= Black River Township, Lorain County, Ohio =

Black River Township, Lorain County, Ohio, was originally established officially as Town(ship) "Number 7 in Range 18", of the Connecticut Western Reserve about '1807', but was later assigned the name, "Black River" township in '1817' ( although at that time also judicially included other areas of the county, until the year 1830). By the mid-20th-century, almost all of this township was encompassed by the City of Lorain.
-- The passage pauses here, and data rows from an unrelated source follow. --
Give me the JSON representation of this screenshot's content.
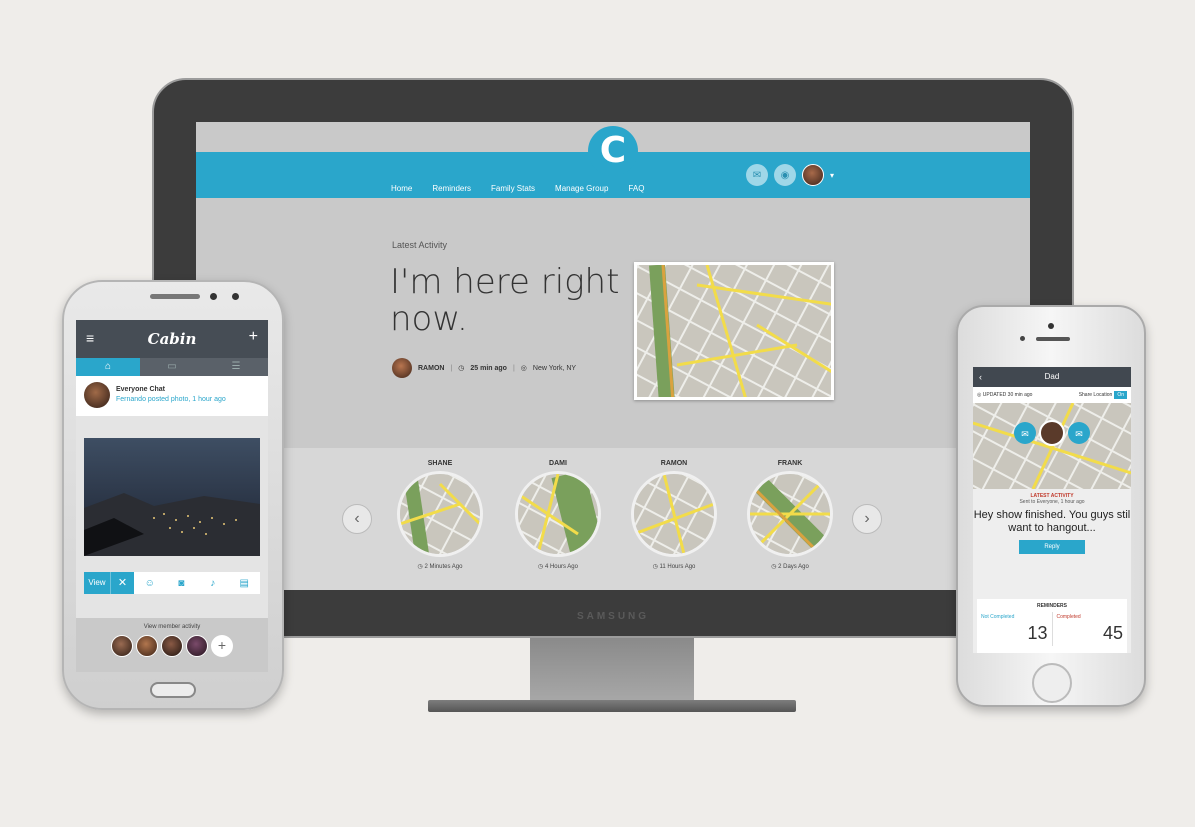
{
  "monitor": {
    "brand": "SAMSUNG",
    "logo_letter": "C",
    "nav": [
      "Home",
      "Reminders",
      "Family Stats",
      "Manage Group",
      "FAQ"
    ],
    "latest_label": "Latest Activity",
    "headline": "I'm here right now.",
    "author": "RAMON",
    "time_ago": "25 min ago",
    "location": "New York, NY",
    "members": [
      {
        "name": "SHANE",
        "time": "2 Minutes Ago"
      },
      {
        "name": "DAMI",
        "time": "4 Hours Ago"
      },
      {
        "name": "RAMON",
        "time": "11 Hours Ago"
      },
      {
        "name": "FRANK",
        "time": "2 Days Ago"
      }
    ]
  },
  "android": {
    "app_title": "Cabin",
    "chat_title": "Everyone Chat",
    "chat_sub": "Fernando posted photo, 1 hour ago",
    "view_label": "View",
    "members_label": "View member activity"
  },
  "iphone": {
    "title": "Dad",
    "updated": "UPDATED 30 min ago",
    "share": "Share Location",
    "share_toggle": "On",
    "latest_activity": "LATEST ACTIVITY",
    "sent": "Sent to Everyone, 1 hour ago",
    "message": "Hey show finished. You guys stil want to hangout...",
    "reply": "Reply",
    "reminders": "REMINDERS",
    "not_completed_label": "Not Completed",
    "not_completed": "13",
    "completed_label": "Completed",
    "completed": "45"
  },
  "colors": {
    "accent": "#2aa6cb",
    "bar": "#464d55",
    "alert": "#c0392b"
  }
}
However, much of Black River Township's earliest pioneer history is more-closely associated with the nearby village of Amherst (which was also judicially included within the original "Black River township" judicial-district from 1817 until 1830.)

==History==
The pioneer-settlement of this township technically began by about the year 1808, but the continual efforts of pioneer John S. Reid (beginning about 1809) became the main impetus for the establishment of the later City of Lorain (which had begun as the village named Mouth-of-Black-River, officially established by 1823). The "Beaver Creek Settlement" in the western portion of this township, beginning about 1810, was also another important factor towards the growth of this area. But most of the township remained rural farmland, until the early-1900s. However, by the mid-1900s, the City of Lorain had annexed almost the entire township into the Lorain city-limits ( excepting two small portions which were annexed to the village of Amherst and to Sheffield Township/Clearview School).